Horror movies can be a tricky thing. There are so many bad horror movies out there, it’s hard to figure out which ones are actually worth watching. Sinister comes from the producer of the Paranormal Activity movies and Insidious (all of which I’ve seen) and the writer-director of The Exorcism of Emily Rose (which I haven’t). To be quite honest, the real selling point for me was Ethan Hawke. And that scene from the trailer of the disturbing kid crawling out of a box. But mostly Ethan Hawke.
I actually knew very little about the plot of the movie going in, but it’s set up pretty quickly. Ellison Oswalt (Hawke) is a true crime novelist who moves his family to a new town to investigate a murder case for his next book. He hasn’t had a big hit in 10 years, and his wife (Juliet Rylance) wants him to move on with his career. Ellison has a lot riding on this book, likely to be his last, and the pressure is on. To make matters worse, Ellison is hiding the fact that his family is living in the actual home where the murder he’s investigating took place.
Things start getting interesting when Ellison finds a box of super-8 films in the attic and watches them in hopes of finding clues for his research. Instead he finds a disturbing video diary of several graphic murders, including the murder he’s investigating. The murders are clearly all connected, and Ellison quickly realizes he is on to something big. He becomes obsessed with tracking down the person responsible for the super-8 murders. Meanwhile, eerie things start happening around the house and Ellison seeks the help of a local cop and a college professor to help him solve the case before things get out of hand.

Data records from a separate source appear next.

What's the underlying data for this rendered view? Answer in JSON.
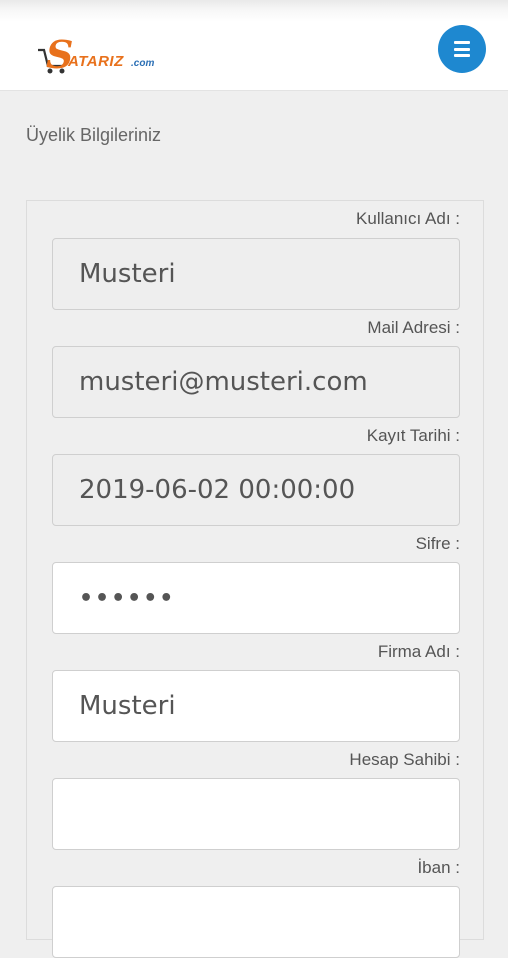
{
  "header": {
    "logo_text": "SATARIZ.com",
    "menu_icon": "hamburger-menu-icon",
    "accent_color": "#1e88d0"
  },
  "page": {
    "title": "Üyelik Bilgileriniz"
  },
  "form": {
    "fields": [
      {
        "label": "Kullanıcı Adı :",
        "value": "Musteri",
        "editable": false
      },
      {
        "label": "Mail Adresi :",
        "value": "musteri@musteri.com",
        "editable": false
      },
      {
        "label": "Kayıt Tarihi :",
        "value": "2019-06-02 00:00:00",
        "editable": false
      },
      {
        "label": "Sifre :",
        "value": "••••••",
        "editable": true
      },
      {
        "label": "Firma Adı :",
        "value": "Musteri",
        "editable": true
      },
      {
        "label": "Hesap Sahibi :",
        "value": "",
        "editable": true
      },
      {
        "label": "İban :",
        "value": "",
        "editable": true
      }
    ]
  }
}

The first half of the movie plays more like a mystery than anything. I was quickly engrossed in the murder cases and interested to follow along as Ellison uncovered more clues. There weren’t a lot of cheap scares early in the movie; it was more about slowly building suspense and creating the mood. As Ellison gets closer to understanding the mystery behind the murders, more supernatural elements came into play and the sense of tension and fear is a lot stronger.
The movie takes place entirely in Ellison’s house, so as you watch a certain sense of claustrophobia starts to set in. While Ellison’s wife and kids play an important role in the movie, it really is all about Ellison. He is the focus of every scene, and this is why it was a very good thing they had Ethan Hawke to play him. Hawke was able to convey fear and anxiety throughout the movie without going over the top. It was believable, and that’s really what made things work. I realize this comment is cheapened by the fact that I am obviously an Ethan Hawke enthusiast, but I’m pretty confident even an Ethan Hawke hater (is there such a thing?) would agree with my assessment here.
The end of Sinister seems to come a bit abruptly after the slow burn leading up to it, and it is fairly predictable. The set-up was great; the pay-off was disappointing. The ending aside, my only other real criticisms are related to things that are basically expected in horror movies. Some of Ellison’s choices were a bit suspect. His family repeatedly slept through a plethora of disturbingly loud noises. Certain things would happen that seemed really random and would never come back around again. But like I said, these types of things are pretty common in horror movies and you just kinda have to roll with it.
As far as actual scare factor, there were a couple of moments that made me jump a little, but the scary part of this movie comes more from the disturbing imagery. It was enough for a mom there with her two kids to leave the theater pretty early in the movie after Ellison watched one of the Super-8 murders. (I don’t know why she thought it was a good idea to bring her 9-year-olds to an R rated horror movie in the first place, but that’s a story for another day.) There’s some pretty graphic stuff, and plenty of creepy images to get burned into your brain.
Where this movie succeeded most was when it took more of a murder mystery approach. As it got more supernatural, the connection with the audience drifted a bit and things became less scary and more predictable. Fortunately even some of the more predictable moments were supplemented with interesting cinematography, sound, and editing. It was unique and ambient without calling too much attention to itself; exactly as it should be in a horror movie. Overall, though, as far as horror movies go this one would fall under the category of “surprisingly decent.” If you’re looking for a Halloween scare, you could do a lot worse than Sinister.